Flooding Feared Along U.S.-Texas Border from Hurricane Dolly

July 24, 2008

After Hurricane Dolly unleashed a fury of damaging winds and wicked rain on the U.S.-Mexico coastline and diminished to a tropical storm, widespread flooding along the populous Rio Grande Valley became the top concern Thursday.

Dolly, the first hurricane of the 2008 Atlantic storm season to make landfall, dumped up to 12 inches of rain in the first few hours after coming ashore at the barrier island of South Padre Island, where it ripped off roofs, snapped trees and left about 155,000 residents without power across the region.

[Modeling firm AIR Worldwide on Wednesday said insured losses from hurricane Dolly were, based on early information, estimated at between $300 million and $1.2 billion.]

Residents emerged from their homes and shelters to walk through streets littered with debris, toppled street lights and downed power poles.

“Everything is gone. Everything got wet,” said Amber Acevado, who runs a flooring store on South Padre Island. “You stand here inside the store, you can see right through to the outside.”

Dolly was downgraded to a tropical storm late Wednesday and remained at that strength early Thursday as it moved inland, dumping enormous amounts of rain on South Texas and northeast Mexico and with sustained winds of 50 mph. It will likely weaken further to a tropical depression later Thursday.

Even in its diminished state, Dolly was a menace.

The U.S. National Hurricane Center in Miami said Dolly could produce total rainfall accumulation of up to 12 inches and up to 20 inches in some places.

“These rains are very likely to cause widespread flooding,” the center said in a report issued at 8 a.m. EDT .

The full effect of the flooding might not be seen for days as rain dumped by Dolly’s inland march flows into the Rio Grande Valley, home to more than 1 million people.

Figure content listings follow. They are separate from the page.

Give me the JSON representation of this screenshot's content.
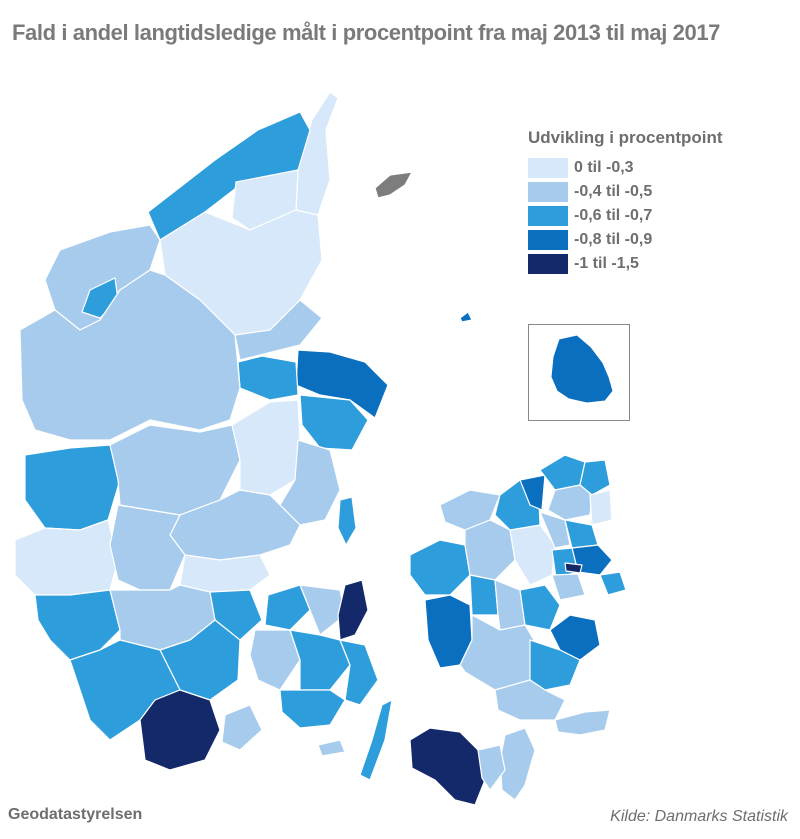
{
  "title": "Fald i andel langtidsledige målt i procentpoint fra maj 2013 til maj 2017",
  "legend": {
    "title": "Udvikling i procentpoint",
    "items": [
      {
        "label": "0 til -0,3",
        "color": "#d6e8f9"
      },
      {
        "label": "-0,4 til -0,5",
        "color": "#a7cbec"
      },
      {
        "label": "-0,6 til -0,7",
        "color": "#2e9ddb"
      },
      {
        "label": "-0,8 til -0,9",
        "color": "#0a6fbf"
      },
      {
        "label": "-1 til -1,5",
        "color": "#13296a"
      }
    ]
  },
  "no_data_color": "#7d7d7d",
  "footer": {
    "left": "Geodatastyrelsen",
    "right": "Kilde: Danmarks Statistik"
  }
}
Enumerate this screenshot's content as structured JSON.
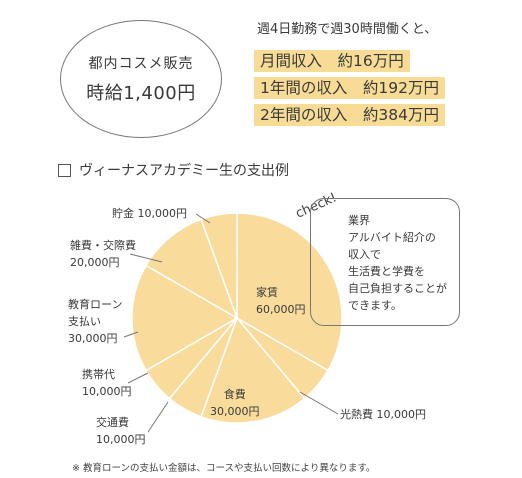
{
  "badge": {
    "line1": "都内コスメ販売",
    "line2": "時給1,400円"
  },
  "intro": "週4日勤務で週30時間働くと、",
  "income": [
    "月間収入　約16万円",
    "1年間の収入　約192万円",
    "2年間の収入　約384万円"
  ],
  "section_title": "ヴィーナスアカデミー生の支出例",
  "check_label": "check!",
  "note": [
    "業界",
    "アルバイト紹介の",
    "収入で",
    "生活費と学費を",
    "自己負担することが",
    "できます。"
  ],
  "footnote": "※ 教育ローンの支払い金額は、コースや支払い回数により異なります。",
  "colors": {
    "pie": "#f9dc9b",
    "highlight": "#f8dc95",
    "line": "#777777"
  },
  "chart_data": {
    "type": "pie",
    "title": "ヴィーナスアカデミー生の支出例",
    "slices": [
      {
        "name": "家賃",
        "value": 60000,
        "label": "60,000円"
      },
      {
        "name": "光熱費",
        "value": 10000,
        "label": "10,000円"
      },
      {
        "name": "食費",
        "value": 30000,
        "label": "30,000円"
      },
      {
        "name": "交通費",
        "value": 10000,
        "label": "10,000円"
      },
      {
        "name": "携帯代",
        "value": 10000,
        "label": "10,000円"
      },
      {
        "name": "教育ローン支払い",
        "value": 30000,
        "label": "30,000円"
      },
      {
        "name": "雑費・交際費",
        "value": 20000,
        "label": "20,000円"
      },
      {
        "name": "貯金",
        "value": 10000,
        "label": "10,000円"
      }
    ]
  }
}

“The main hazard from this storm is probably going to be inland flooding,” said John Nielsen-Gammon, official climatologist for the state and a professor at Texas A&M University.

The storm missed most offshore drilling rigs and production platforms in the Gulf of Mexico.

U.S. crude oil prices rose earlier this week on worries of possible storm damage to offshore drilling rigs. But oil prices fell after the storm barely dented supplies, and hit a 7-week low of $123.62 a barrel on Thursday.

The prospect of heavy rains and a storm surge of sea water pushing back upstream spurred concern that levees holding back the Rio Grande could be breached, causing widespread flooding.

Pat Ahumada, mayor of Brownsville, said he expected the levees to hold.

Texas Gov. Rick Perry has put 1,200 National Guard troops on alert and issued a disaster declaration for 14 low-lying counties. Perry has asked President Bush to declare a federal disaster for the storm-damaged area.

Mexico’s navy Wednesday recovered the body of a fisherman who had gone missing off the Yucatan Peninsula as the storm passed through.

The only reported injury from the storm so far was a 17-year-old boy who was seriously injured when he fell seven stories from a condominium balcony in South Padre Island.